A stranger called me 'unhygienic' for breastfeeding in a GP waiting room

Welcome back to How I Parent, where we get a glimpse into how the nation is raising their kids.

This week we chat with Lea Henry, 27, from London, who is married with two children aged three years and eight months, and runs creative nanny agency, CocoRio.

A negative experience in her GP surgery made Lea painfully aware of the stigma that still surrounds breastfeeding in public.

Now, she’s on a mission to empower mums to get their breasts out wherever they need, whenever they need.

‘I was breastfeeding my baby in the waiting room of my GP surgery. He had just had his 12-week jabs and needed some soothing, but I was told I was being highly irresponsible and unhygienic by a stranger,’ she tells Metro.

‘I would love to say I fought back and defended my case, but I was lost for words. I felt vulnerable and at that moment questioned if the person was right.

‘The problem is that many mothers feel exactly that: vulnerable, watched and judged when they’re feeding their babies, and we should all feel saddened by this.’

Prior to the incident, breastfeeding had felt like ‘the most natural thing in the world’ to Leah, but she soon realised not everyone shares her view.

‘As I started to become more aware of mothers feeling the need to hide for fear of judgement and as I experienced myself, I found myself really saddened by the fact that we weren’t being empowered to feed our babies,’ she shares.

‘There may be a fear of it not being a ‘smooth’ feed – for example if the baby is struggling to latch, which adds to the stress.

‘So I began making a point of breastfeeding in public and forcing myself to not make a big deal about it in the hopes that it would help empower at least one other woman to do the same.

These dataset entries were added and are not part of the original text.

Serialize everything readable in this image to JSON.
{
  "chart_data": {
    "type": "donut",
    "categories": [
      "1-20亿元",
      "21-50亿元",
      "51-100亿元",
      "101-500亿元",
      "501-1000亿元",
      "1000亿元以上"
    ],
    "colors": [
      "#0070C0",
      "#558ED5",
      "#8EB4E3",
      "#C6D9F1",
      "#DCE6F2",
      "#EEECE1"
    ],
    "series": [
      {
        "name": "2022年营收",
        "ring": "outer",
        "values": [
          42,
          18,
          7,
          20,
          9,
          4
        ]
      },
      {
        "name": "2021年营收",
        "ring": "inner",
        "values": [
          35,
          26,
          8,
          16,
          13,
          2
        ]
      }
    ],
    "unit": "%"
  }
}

‘I have had mummy friends asking me, “do you think it’s OK to breastfeed here?” and I am always the first to say “absolutely!”’

From that moment, Lea decided to be an advocate for breastfeeding, but she points out that shaming and judgement is also thrown at formula-feeding mums.

‘Mothers who don’t breastfeed are constantly made to feel like they aren’t giving their child the best, and that’s not fair either! We’re all doing our very best. After all, fed is best.

‘Those breastfeeding seemed to be hiding and those formula feeding are being shamed for not breastfeeding – it’s absolute madness!’

Lea personally had a ‘very difficult first few months’ trying to breastfeed with her child, where it all seemed ‘bloody hard work’.

Now, she’s calling for more support for mums regarding the emotional toll of breastfeeding, as she thinks this will help empower more mums to do it in public without fear.

‘I believe there should also be more day-to-day practical talk, for example, what can you do if your child needs a feed while you get on the train?’ she adds.

Outside of feeding, she describes her parenting style as ‘pretty laissez faire’.

‘Many would view my parenting style as ‘child lead’ because I occasionally co-sleep, I carry my babies in a sling, I do baby-led weaning,’ she says. ‘I’m pretty ‘laissez faire’ as opposed to instilling lots of rules.’

Lea believes mothers should support and uplift one another, and she believes that breastfeeding in public is a means to encourage solidarity, particularly in new mums.

‘For me, breastfeeding in public is about feeling free to feed your baby wherever you want. Some women prefer privacy and that’s totally fine, but it should be their choice, and they shouldn’t be hiding away to make others more comfortable.’

She adds: ‘We need more open discussions about how we feed our babies, the challenges involved and the benefits of feeling relaxed and comfortable during that bonding time.’

‘It’s just not about anyone else, but the mother and the baby.’